1 is a positive electrode, and the active material is manganese dioxide fired at 400° C., to which a conductive agent and a binder are added and pressure-molded. 2 is a stainless steel battery container that also serves as a positive terminal; 3
is a negative electrode using lithium metal as an active material, and is crimped and fixed to the inner surface of a stainless steel sealing plate 4 which also serves as a negative electrode terminal. 5
is a polypropylene backing. Reference numeral 6 denotes a liquid retaining material made of a polypropylene nonwoven fabric, the peripheral edge of which is fused and fixed to the rising portion 5-a inside the backing.

The fused and fixed liquid draining holding material 6 contains propylene carbonate and 1.2-
A solvent mixed with dimethoxyethane at a volume ratio of 1:1 (
-1 An electrolytic solution prepared by dissolving 1 mol of lithium perchlorate is impregnated and retained.

When assembling the battery, the peripheral edge of the liquid retaining material 6 is fixed to the backing 5 by fusing or adhering, and the liquid retaining material 6 is supplied from the parts feeder C. At the same time as the backing 5 is fitted to the sealing plate, It can be placed on the negative electrode 3.

Therefore, internal short circuits due to displacement of the liquid retainer 6 can be prevented.

Next, the present invention product [A] and the conventional product CB manufactured by the conventional process
): Compare with:ru.

A product of the present invention in which the peripheral edge of the liquid retaining material of the present invention was fused to a backing and a conventional product [B] of the same type in which a conventional liquid retaining material was supplied alone were manufactured. Misalignment (-
The table below shows a comparison of the internal short circuit accident incidence rates.

As shown in the above table, the present invention can completely prevent the occurrence of internal short circuit accidents and reduce the product defect rate (2) stabilize quality and reduce costs.

In addition to the above embodiment, the liquid retaining material 6 can also be fixed to the bottom 5-b of the double packing 6, and an embodiment is shown in FIG.

Further, the fixing location may be the entire peripheral edge of the liquid retainer, or it may be partially fixed, and the fixing method may be other than the fusion described in the embodiments or by using a suitable adhesive.

Further (=, an example of a material in which the backing and the liquid holding body are made of the same material, t
If there is a material with the same melting point, such as propylene, welding and fixation will be ensured.

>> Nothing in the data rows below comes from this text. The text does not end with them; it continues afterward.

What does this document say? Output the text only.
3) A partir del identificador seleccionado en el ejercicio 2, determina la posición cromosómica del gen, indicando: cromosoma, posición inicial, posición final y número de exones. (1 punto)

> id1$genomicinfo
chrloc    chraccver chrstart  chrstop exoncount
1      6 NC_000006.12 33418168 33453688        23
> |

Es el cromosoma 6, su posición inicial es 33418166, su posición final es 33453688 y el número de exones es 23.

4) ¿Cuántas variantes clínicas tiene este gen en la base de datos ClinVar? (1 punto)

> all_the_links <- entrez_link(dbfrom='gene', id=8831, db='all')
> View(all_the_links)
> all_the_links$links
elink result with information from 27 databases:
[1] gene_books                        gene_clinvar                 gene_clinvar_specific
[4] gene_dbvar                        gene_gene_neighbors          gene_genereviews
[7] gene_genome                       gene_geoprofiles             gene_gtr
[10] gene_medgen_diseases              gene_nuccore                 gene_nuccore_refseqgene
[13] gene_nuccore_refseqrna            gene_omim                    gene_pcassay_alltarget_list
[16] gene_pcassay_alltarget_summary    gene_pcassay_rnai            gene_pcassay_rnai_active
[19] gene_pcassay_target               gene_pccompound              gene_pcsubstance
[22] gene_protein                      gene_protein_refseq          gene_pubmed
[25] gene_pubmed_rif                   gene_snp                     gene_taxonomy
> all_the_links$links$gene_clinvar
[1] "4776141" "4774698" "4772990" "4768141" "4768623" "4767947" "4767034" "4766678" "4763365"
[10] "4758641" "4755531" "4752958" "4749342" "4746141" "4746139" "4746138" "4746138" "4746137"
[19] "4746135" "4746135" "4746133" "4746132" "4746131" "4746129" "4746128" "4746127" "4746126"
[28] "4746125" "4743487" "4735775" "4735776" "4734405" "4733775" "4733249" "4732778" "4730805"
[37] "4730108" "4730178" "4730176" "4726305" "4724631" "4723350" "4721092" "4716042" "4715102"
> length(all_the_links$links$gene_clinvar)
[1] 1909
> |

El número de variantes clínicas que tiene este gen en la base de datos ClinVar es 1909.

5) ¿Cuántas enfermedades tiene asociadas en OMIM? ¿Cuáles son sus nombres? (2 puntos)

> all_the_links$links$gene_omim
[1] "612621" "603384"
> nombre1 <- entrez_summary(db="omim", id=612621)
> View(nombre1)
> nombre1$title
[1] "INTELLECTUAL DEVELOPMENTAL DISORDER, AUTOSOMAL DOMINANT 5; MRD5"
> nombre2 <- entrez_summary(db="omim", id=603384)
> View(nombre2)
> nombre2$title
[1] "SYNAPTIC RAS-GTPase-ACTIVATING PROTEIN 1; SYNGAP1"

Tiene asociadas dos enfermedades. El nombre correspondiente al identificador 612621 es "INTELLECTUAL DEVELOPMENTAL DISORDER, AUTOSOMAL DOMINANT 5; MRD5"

As described above, by fixing the peripheral edge of the liquid holding body of the present invention to the backing 6 by welding or adhering, it is possible to improve workability and prevent internal short-circuit accidents during mass production.

[Brief explanation of the drawing]

FIG. 1 is a cross-sectional view of an organic solvent battery according to an embodiment of the present invention.
FIG. 2 is a diagram showing another embodiment in which a liquid retainer is fixed to the bottom of the backing. 1...Positive electrode 2...Battery container 5...Backing 6...Liquid holder 5-a...Rising portion 5-b...Bottom Name of patent applicant Representative of Toshiba Battery Corporation Takashi Hayao

Claims (2)

[Claims] (1) In a molding method in which a liquid holder impregnated and held with an electrolytic solution using an organic solvent, a positive electrode, and a negative electrode made of a light metal are sealed with a battery melter and a sealing plate via a backing, A method for manufacturing an organic solvent battery, characterized in that a peripheral portion of the liquid holding body is fixed to a backing by fusion, adhesion, or the like. (2) The method for manufacturing an organic solvent battery according to claim 1, wherein the liquid holder is made of polypropylene and the backing is made of polypropylene.